You can’t trod on a track record
As if this isn’t enough, Goodman is also insisting on more representation on the successor board of the non-profit, the Reader Institute for Community Journalism (which Baim co-created in December 2019). But why? Control, of course, is key. Trouble is, I think self-control (that is, the lack of it) is getting in the way here.
If Goodman gets his way and destroys the Reader in the process, it will be a damn shame for all us Chicagoans who grew up on it, found undiscovered bands through it, relished the investigative pieces of police misconduct and corruption that ran in it.
For countless numbers of us, the Reader served as nothing less than a print pre-Twitter. People ran mini-personals–constantly–in last-ditch attempts to reach the hotties they locked eyes with on the El for a brief moment. And there were the ads: thousands of them. If Noah were in search of an ark in the ’90s, he’d have found it in the Reader. You could advertise anything from a fetish-based relationship opportunity to metal-shop gear that fell off a truck, or toys meant to con a budding percussionist. I still remember one infamous classified: “DRUM KIT, STILL NEW IN BOX, $300.” All the musicians in town knew about it. The seller’s “new” drum kit, a cheap piece of crap, apparently bred like a bunny as the ad ran continuously for years.

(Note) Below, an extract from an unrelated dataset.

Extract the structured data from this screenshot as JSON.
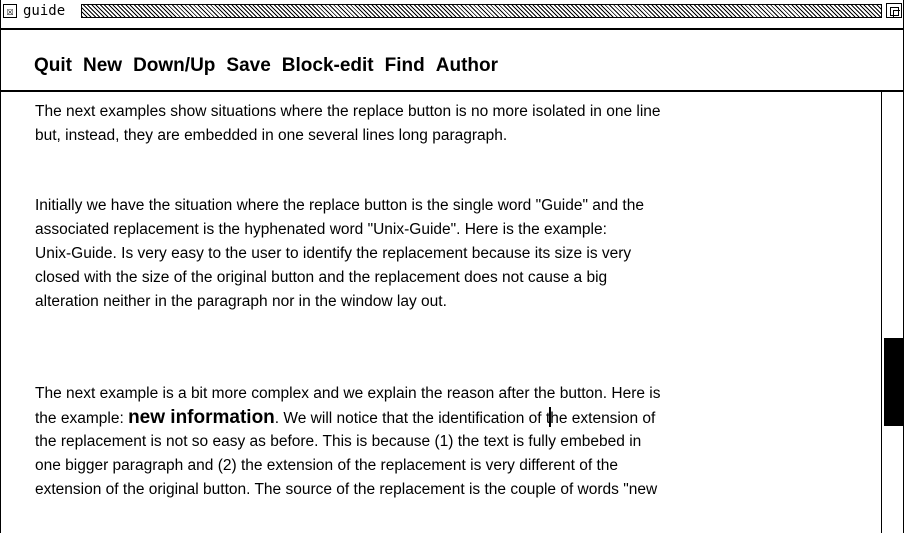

It’s hard to believe that this paper–a long-and-slow casualty of the online movement, dwindling ad revenue and the pandemic–sold in 2007 for a seven-figure sum. One of the feisty college kids who started it was approaching retirement age; his creation was struggling even then as the tides of local journalism changed, Craigslist poached classifieds and an internal lawsuit raged.
In the face of insanity, a crazy idea
But perhaps all hope is not lost if the Reader can somehow, someway follow an unconventional tack. Though on a much smaller scale, there is precedent. In the Vietnam War era, student journalists at Loyola University Chicago began to decry the conflict as senseless and deadly. Assuming that press freedom was a classroom exercise only, school officials shut the newspaper down. After laying low for just a bit, the weekly reformed itself–and retains the name Loyola Phoenix to this day. I spent 10 proud years there as the faculty advisor, and the story as students related it to me remains an inspiration.

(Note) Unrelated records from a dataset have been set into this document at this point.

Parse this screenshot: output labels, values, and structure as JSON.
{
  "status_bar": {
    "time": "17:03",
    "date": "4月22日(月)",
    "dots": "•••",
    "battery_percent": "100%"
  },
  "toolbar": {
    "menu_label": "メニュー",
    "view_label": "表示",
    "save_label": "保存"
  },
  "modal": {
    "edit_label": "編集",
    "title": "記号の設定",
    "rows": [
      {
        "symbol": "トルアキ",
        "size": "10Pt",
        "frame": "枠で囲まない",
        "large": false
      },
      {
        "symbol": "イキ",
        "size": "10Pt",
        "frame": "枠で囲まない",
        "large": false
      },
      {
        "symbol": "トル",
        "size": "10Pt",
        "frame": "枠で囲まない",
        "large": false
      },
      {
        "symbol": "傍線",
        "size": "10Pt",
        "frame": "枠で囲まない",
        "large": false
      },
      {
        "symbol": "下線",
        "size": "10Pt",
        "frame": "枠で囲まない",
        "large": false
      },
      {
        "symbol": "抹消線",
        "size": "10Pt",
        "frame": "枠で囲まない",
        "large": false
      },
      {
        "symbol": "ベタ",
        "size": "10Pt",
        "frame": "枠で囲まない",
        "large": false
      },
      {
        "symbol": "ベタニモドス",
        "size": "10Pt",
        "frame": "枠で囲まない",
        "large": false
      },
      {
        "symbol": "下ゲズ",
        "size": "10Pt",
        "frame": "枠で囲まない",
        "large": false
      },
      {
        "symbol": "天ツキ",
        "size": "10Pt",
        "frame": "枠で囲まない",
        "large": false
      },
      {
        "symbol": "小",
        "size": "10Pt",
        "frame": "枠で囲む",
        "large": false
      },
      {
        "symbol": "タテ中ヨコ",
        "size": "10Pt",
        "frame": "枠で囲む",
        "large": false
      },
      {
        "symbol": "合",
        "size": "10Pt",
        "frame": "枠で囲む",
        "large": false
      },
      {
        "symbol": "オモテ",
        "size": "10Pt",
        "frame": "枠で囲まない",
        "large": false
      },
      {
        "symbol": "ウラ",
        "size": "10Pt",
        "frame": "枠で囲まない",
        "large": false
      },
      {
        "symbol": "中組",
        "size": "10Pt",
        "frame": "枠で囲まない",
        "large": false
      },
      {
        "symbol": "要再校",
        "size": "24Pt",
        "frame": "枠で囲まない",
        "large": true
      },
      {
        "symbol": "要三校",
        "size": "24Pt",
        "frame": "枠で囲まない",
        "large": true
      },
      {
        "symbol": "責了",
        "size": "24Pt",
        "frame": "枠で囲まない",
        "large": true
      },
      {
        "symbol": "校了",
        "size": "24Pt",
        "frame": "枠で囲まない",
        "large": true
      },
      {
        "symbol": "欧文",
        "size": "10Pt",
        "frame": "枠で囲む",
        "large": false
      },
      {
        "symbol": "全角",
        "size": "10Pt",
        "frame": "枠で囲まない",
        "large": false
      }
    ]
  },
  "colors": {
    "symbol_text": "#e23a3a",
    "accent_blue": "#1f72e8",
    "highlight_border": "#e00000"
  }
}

I assume that if Baim and her allies have the pluck and the creativity, they could do something similar: reform the Reader under a different guise not beholden to Goodman one iota. Sure, they would lose the archives of the paper, its name and a whole lot more. But it would survive and rise in phoenix-like style. And should Goodman tire of holding the paper hostage–hey, he wouldn’t have anyone to censor an error-riddled obituary–maybe its assets could be obtained again in time, the brand rebooted.
It’s the kind of nutty scheme you’d expect to read, once upon a time, in the Reader.